Cyclophosphamide (Cytoxan) may cause delayed-onset pulmonary fibrosis with severe restrictive lung disease in association with marked reductions in the anteroposterior diameter of the chest, although the evidence is less convincing than with carmustine and lomustine, coming from case reports and small series.23
Melphalan (Alkeran), generally in doses used in stem cell transplant conditioning regimens, is also thought to cause pulmonary fibrosis.24
Busulfan most predictably causes toxicity when it is used in transplantation doses (ie, more than 500 mg), and may be associated with a progressive, potentially fatal restrictive lung disease.25 A current trend is to adjust the dose on the basis of pharmacokinetic analysis, which we hope will reduce toxicity.
Other agents
Methotrexate (MTX; Trexall) also has been associated with chronic pneumonitis and fibrosis.26 This probably occurs with an incidence well below 1% and may be idiosyncratic and not dose-related. Asymptomatic changes in pulmonary function tests that do not predict clinically significant problems have most frequently been associated with low-dose oral administration during more than 3 years.27 This is a treatment approach used in patients with psoriasis or rheumatoid arthritis, but is now obsolete for pediatric cancer. Intravenous and, rarely, intrathecal administration also have been associated with pulmonary toxicity.28 A single report of two patients who developed diffuse interstitial pulmonary infiltrates and chronic pulmonary changes links vinblastine to these sequelae.29
LUNG INJURY AFTER BONE MARROW TRANSPLANTATION
Hematopoietic stem cell transplantation is associated with various late pulmonary complications. The factors that influence these complications are similar to those discussed earlier. However, the intensity of therapy in patients undergoing transplantation and the additive effects of previous therapies magnify the risks.
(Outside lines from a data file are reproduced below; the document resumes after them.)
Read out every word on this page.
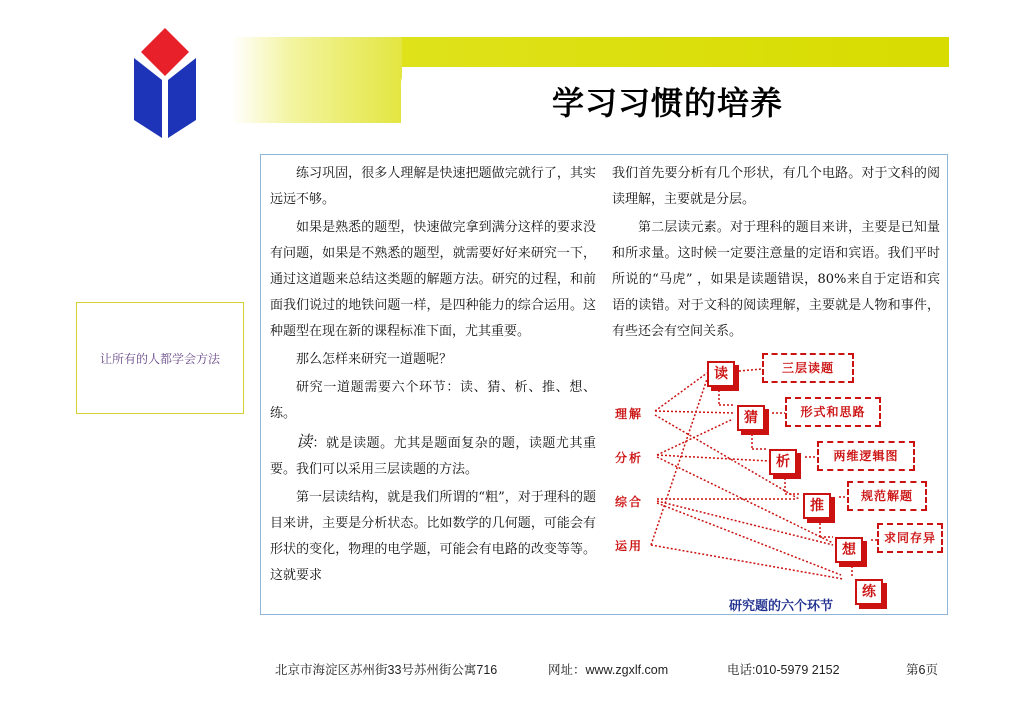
学习习惯的培养
让所有的人都学会方法

练习巩固，很多人理解是快速把题做完就行了，其实远远不够。

如果是熟悉的题型，快速做完拿到满分这样的要求没有问题，如果是不熟悉的题型，就需要好好来研究一下，通过这道题来总结这类题的解题方法。研究的过程，和前面我们说过的地铁问题一样，是四种能力的综合运用。这种题型在现在新的课程标准下面，尤其重要。

那么怎样来研究一道题呢？

研究一道题需要六个环节：读、猜、析、推、想、练。

读：就是读题。尤其是题面复杂的题，读题尤其重要。我们可以采用三层读题的方法。

第一层读结构，就是我们所谓的“粗”，对于理科的题目来讲，主要是分析状态。比如数学的几何题，可能会有形状的变化，物理的电学题，可能会有电路的改变等等。这就要求

我们首先要分析有几个形状，有几个电路。对于文科的阅读理解，主要就是分层。

第二层读元素。对于理科的题目来讲，主要是已知量和所求量。这时候一定要注意量的定语和宾语。我们平时所说的“马虎” ，如果是读题错误，80%来自于定语和宾语的读错。对于文科的阅读理解，主要就是人物和事件，有些还会有空间关系。

读
猜
析
推
想
练
三层读题
形式和思路
两维逻辑图
规范解题
求同存异
理解
分析
综合
运用
研究题的六个环节
北京市海淀区苏州街33号苏州街公寓716	网址：www.zgxlf.com	电话:010-5979 2152	第6页
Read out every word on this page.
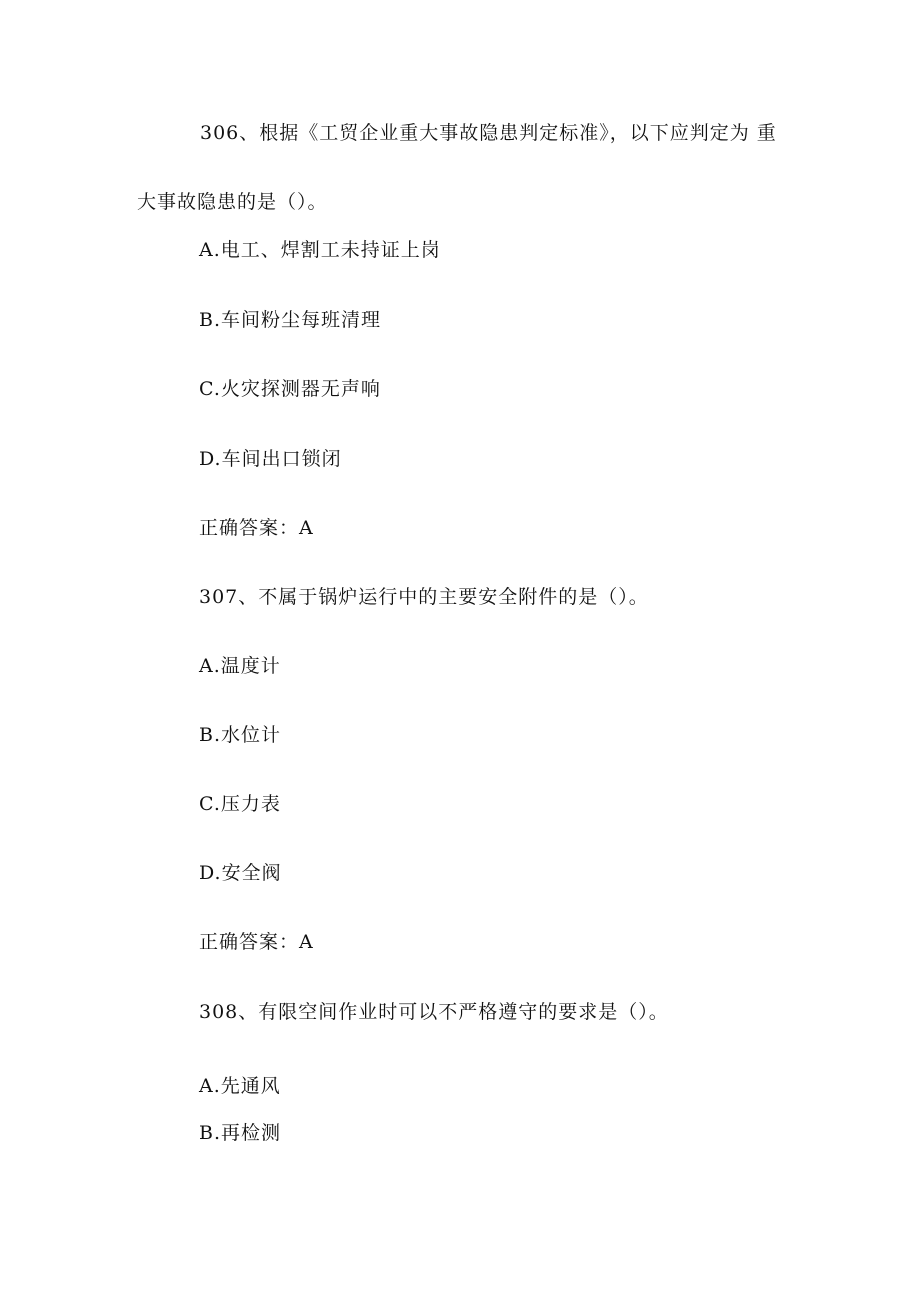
306、根据《工贸企业重大事故隐患判定标准》，以下应判定为 重大事故隐患的是（）。
A.电工、焊割工未持证上岗
B.车间粉尘每班清理
C.火灾探测器无声响
D.车间出口锁闭
正确答案：A
307、不属于锅炉运行中的主要安全附件的是（）。
A.温度计
B.水位计
C.压力表
D.安全阀
正确答案：A
308、有限空间作业时可以不严格遵守的要求是（）。
A.先通风
B.再检测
Patients undergoing total-body irradiation as part of their preparation for transplantation have a high incidence of late pulmonary complications.25,30–32 Busulfan, carmustine, bleomycin, and cyclophosphamide, also commonly used conditioning chemotherapies, are known to cause pneumonitis and fibrosis after transplantation.33
Some acute pulmonary toxicities can have long-standing effects, including serious pulmonary infections, idiopathic pneumonia syndrome, bronchiolitis obliterans, acute respiratory distress syndrome, or other damage related to graft-vs-host disease.